Few countries know more about the dark side of the blend of Christianity, nationalism and strong-man politics than Germany. And few peoples have shown as generous a spirit as have the Germans in recent years regarding the horrors of the Syrian experience. As I think of our own troubling passage as a people, nation and faith, this word from Jim Cochrane seemed my best gift on Christmas.

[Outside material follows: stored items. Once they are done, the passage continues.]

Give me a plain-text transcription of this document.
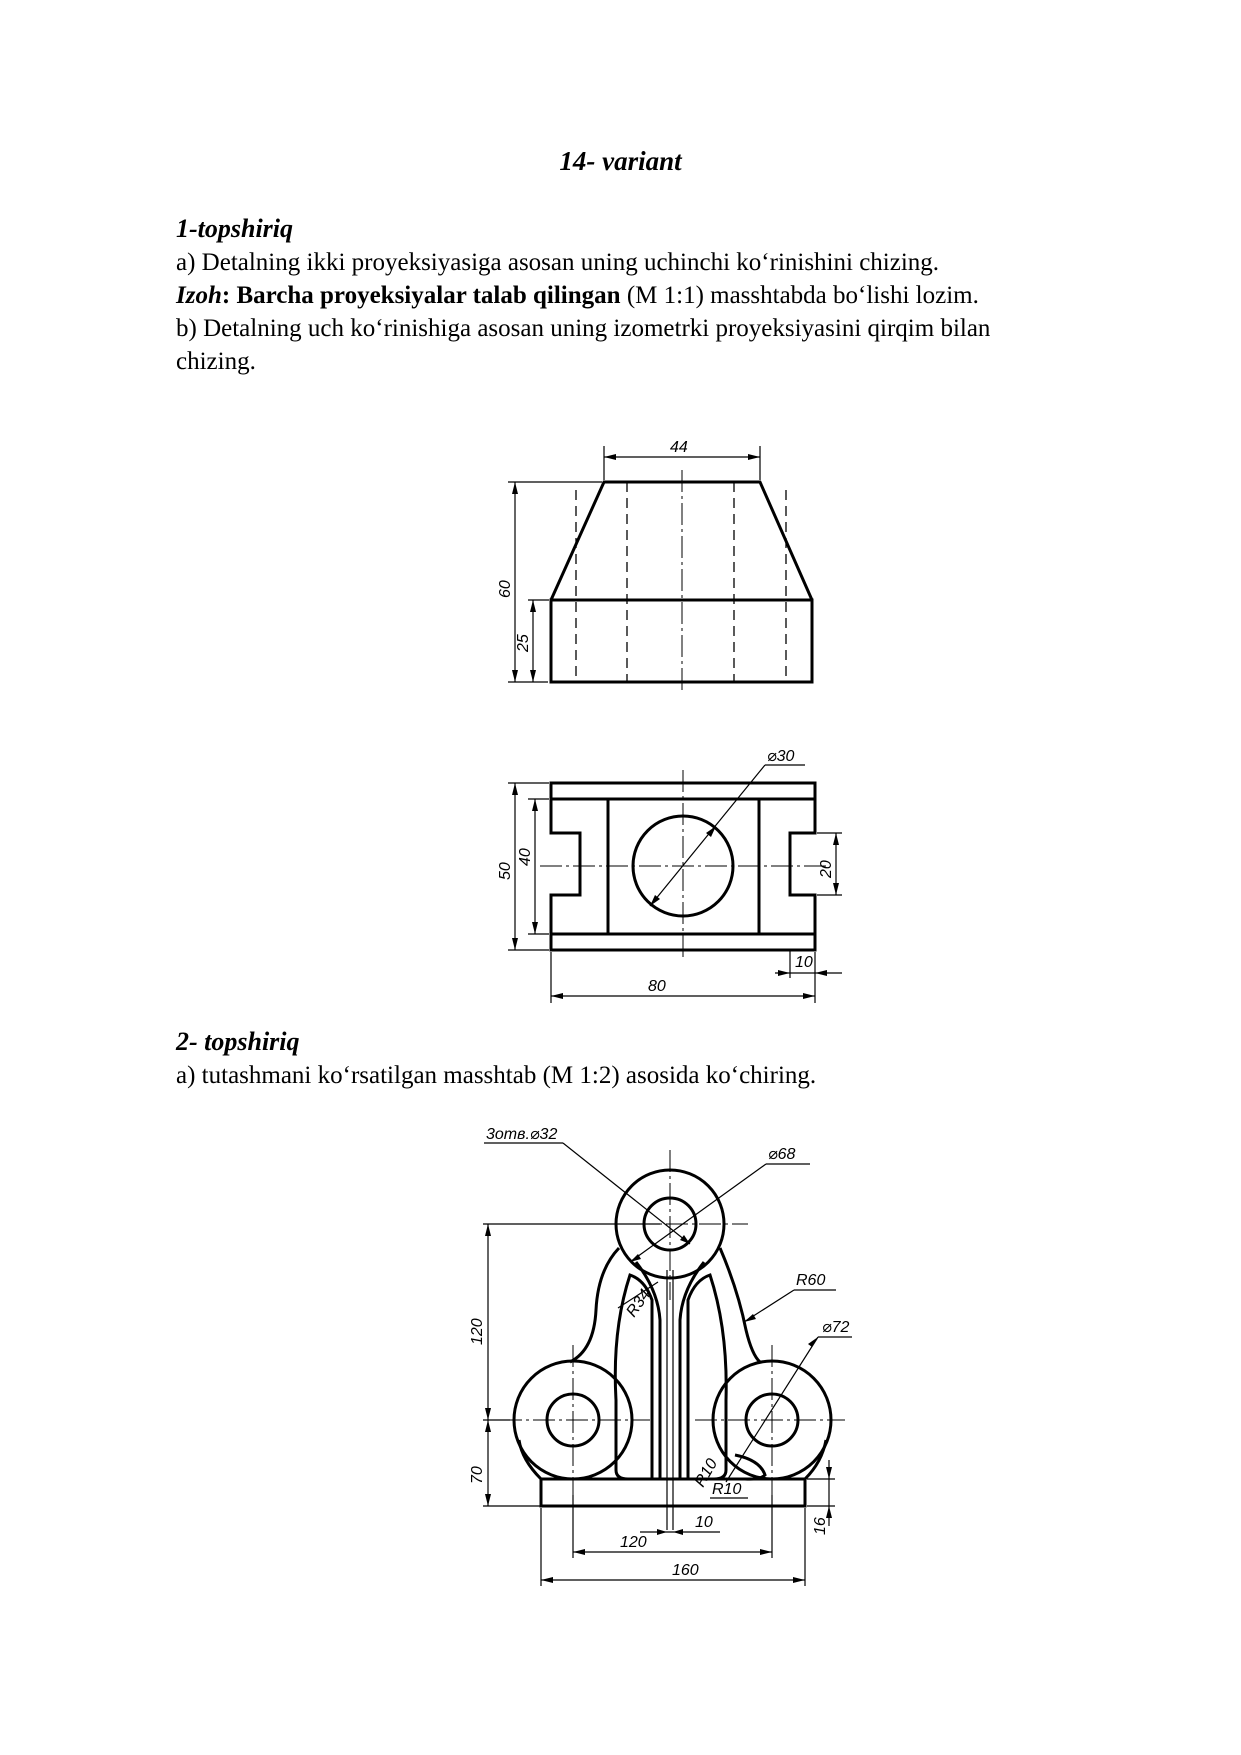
14- variant
1-topshiriq
a) Detalning ikki proyeksiyasiga asosan uning uchinchi ko‘rinishini chizing.
Izoh: Barcha proyeksiyalar talab qilingan (M 1:1) masshtabda bo‘lishi lozim.
b) Detalning uch ko‘rinishiga asosan uning izometrki proyeksiyasini qirqim bilan
chizing.
44
60
25
⌀30
50
40
20
10
80
2- topshiriq
a) tutashmani ko‘rsatilgan masshtab (M 1:2) asosida ko‘chiring.
3отв.⌀32
⌀68
R60
⌀72
R34
120
70	R10
R10
10
120
160
16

Today, a year ago, a group of 30 or so Syrian refugees arrived quite suddenly, in the dark, to our little Black Forest village named Goettelfingen (one translation: home of little gods). We knew some people were coming but not who or even exactly when. Renate, as the local pastor, immediately jumped in to help them get into the unused B&B that was now to be their home. None of the Syrians spoke German, or French, one a tiny bit of English, but fortunately, a young man, Mohamed, also a refugee but in Germany for a while, came from a town some 20 miles away, and helped translate.
The next evening, tomorrow a year ago, as is the custom in Germany, Renate led the key Christmas eve service — far more important than Christmas Day, the one day you can be sure the place is jam packed. It is also the time for the children’s nativity play that they had been rehearsing over the past weeks. However one assesses it, it is a genuinely holy day, a day “set aside.”

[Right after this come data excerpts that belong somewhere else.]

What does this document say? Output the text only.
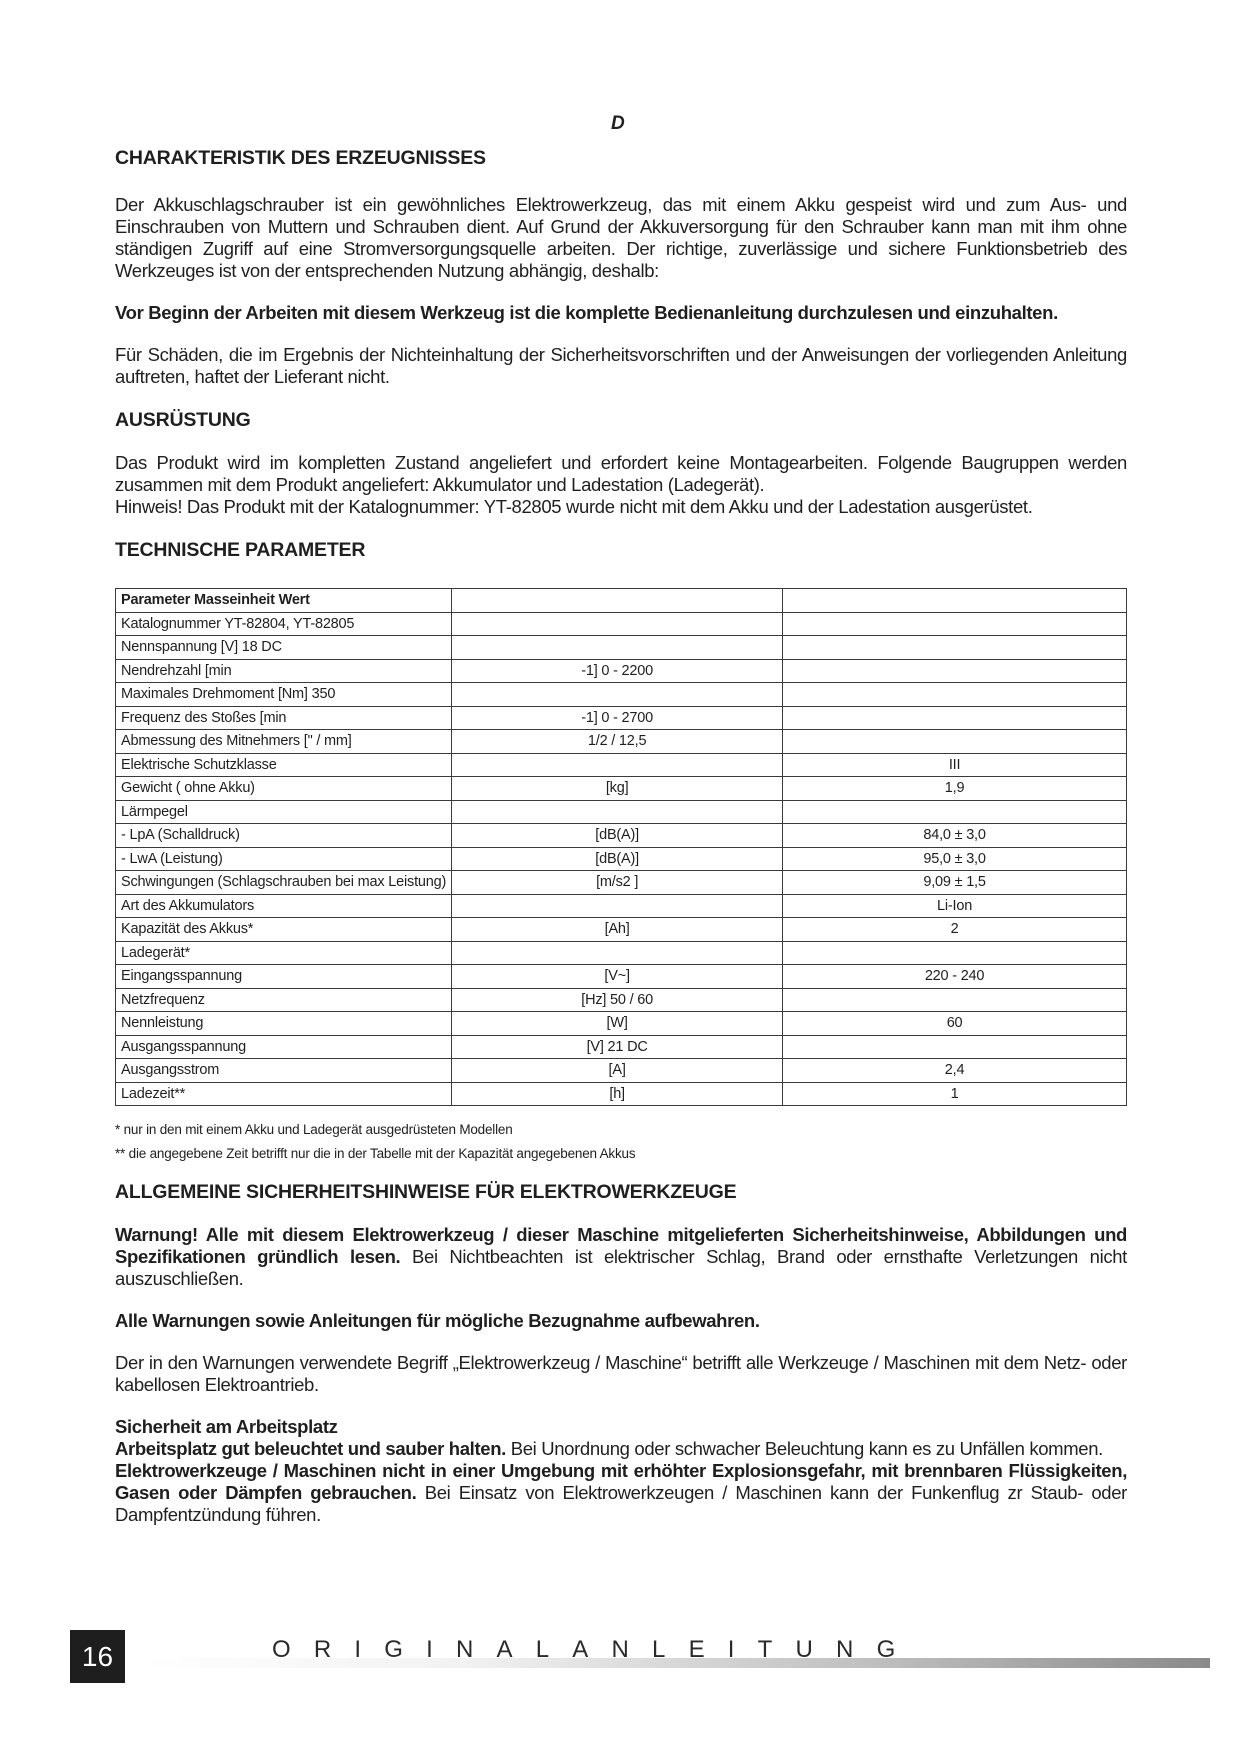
D
CHARAKTERISTIK DES ERZEUGNISSES

Der Akkuschlagschrauber ist ein gewöhnliches Elektrowerkzeug, das mit einem Akku gespeist wird und zum Aus- und Einschrauben von Muttern und Schrauben dient. Auf Grund der Akkuversorgung für den Schrauber kann man mit ihm ohne ständigen Zugriff auf eine Stromversorgungsquelle arbeiten. Der richtige, zuverlässige und sichere Funktionsbetrieb des Werkzeuges ist von der entsprechenden Nutzung abhängig, deshalb:

Vor Beginn der Arbeiten mit diesem Werkzeug ist die komplette Bedienanleitung durchzulesen und einzuhalten.

Für Schäden, die im Ergebnis der Nichteinhaltung der Sicherheitsvorschriften und der Anweisungen der vorliegenden Anleitung auftreten, haftet der Lieferant nicht.

AUSRÜSTUNG

Das Produkt wird im kompletten Zustand angeliefert und erfordert keine Montagearbeiten. Folgende Baugruppen werden zusammen mit dem Produkt angeliefert: Akkumulator und Ladestation (Ladegerät).

Hinweis! Das Produkt mit der Katalognummer: YT-82805 wurde nicht mit dem Akku und der Ladestation ausgerüstet.

TECHNISCHE PARAMETER
Parameter Masseinheit Wert		
Katalognummer YT-82804, YT-82805		
Nennspannung [V] 18 DC		
Nendrehzahl [min	-1] 0 - 2200	
Maximales Drehmoment [Nm] 350		
Frequenz des Stoßes [min	-1] 0 - 2700	
Abmessung des Mitnehmers [" / mm]	1/2 / 12,5	
Elektrische Schutzklasse		III
Gewicht ( ohne Akku)	[kg]	1,9
Lärmpegel		
- LpA (Schalldruck)	[dB(A)]	84,0 ± 3,0
- LwA (Leistung)	[dB(A)]	95,0 ± 3,0
Schwingungen (Schlagschrauben bei max Leistung)	[m/s2 ]	9,09 ± 1,5
Art des Akkumulators		Li-Ion
Kapazität des Akkus*	[Ah]	2
Ladegerät*		
Eingangsspannung	[V~]	220 - 240
Netzfrequenz	[Hz] 50 / 60	
Nennleistung	[W]	60
Ausgangsspannung	[V] 21 DC	
Ausgangsstrom	[A]	2,4
Ladezeit**	[h]	1
* nur in den mit einem Akku und Ladegerät ausgedrüsteten Modellen
** die angegebene Zeit betrifft nur die in der Tabelle mit der Kapazität angegebenen Akkus
ALLGEMEINE SICHERHEITSHINWEISE FÜR ELEKTROWERKZEUGE

Warnung! Alle mit diesem Elektrowerkzeug / dieser Maschine mitgelieferten Sicherheitshinweise, Abbildungen und Spezifikationen gründlich lesen. Bei Nichtbeachten ist elektrischer Schlag, Brand oder ernsthafte Verletzungen nicht auszuschließen.

Alle Warnungen sowie Anleitungen für mögliche Bezugnahme aufbewahren.

Der in den Warnungen verwendete Begriff „Elektrowerkzeug / Maschine“ betrifft alle Werkzeuge / Maschinen mit dem Netz- oder kabellosen Elektroantrieb.

Sicherheit am Arbeitsplatz

Arbeitsplatz gut beleuchtet und sauber halten. Bei Unordnung oder schwacher Beleuchtung kann es zu Unfällen kommen.

Elektrowerkzeuge / Maschinen nicht in einer Umgebung mit erhöhter Explosionsgefahr, mit brennbaren Flüssigkeiten, Gasen oder Dämpfen gebrauchen. Bei Einsatz von Elektrowerkzeugen / Maschinen kann der Funkenflug zr Staub- oder Dampfentzündung führen.

16	ORIGINALANLEITUNG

Renate had invited the Syrians, thinking that they might find it helpful to get a feel of how Germans are culturally on a special occasion, a contribution to some kind of warmth and hospitality and an opening for some potential integration over time, in both directions. Knowing they were Muslims and in any case would understand very little, she did not expect them to come.
The church filled up, yes indeed, jam packed, kids in front of the tree near the altar, all dressed up for their play. The bells began to ring to signal the beginning of worship. Just then the woman who greeted people at the door rushed in to Renate: “They are COMING! What are we going to do? Where will they fit?”
Out of the dark down the one significant road came the Syrians, the whole group, half of them children of various ages. Renate asked the stewards to clear a space in the front, got all children to sit on the floor, has some folks go upstairs to sit on the stairs or squeeze in, and the Syrians were all accommodated up front.
Later we learned that the Syrian children were particularly excited that one of the nativity play figures was “just like us” — Mary, with a shawl over her head.
Meanwhile the service continued. As it came to an end, Renate began the benediction, the prayer of well-being and release back “into the world.” She was barely into this final prayer when a cellphone rang — one of the Syrian guests has forgotten to switch one off and in embarrassment scrambled to shut it down. But enough had been heard. The phone was set for the final and fifth call to prayer for the day: “Allahu akbar!” it rang out into the middle of the Christian prayer. What a moment … it was stunning, it stopped everyone short. And it changed Goettelfingen forever whether all the inhabitants had recognized it or not.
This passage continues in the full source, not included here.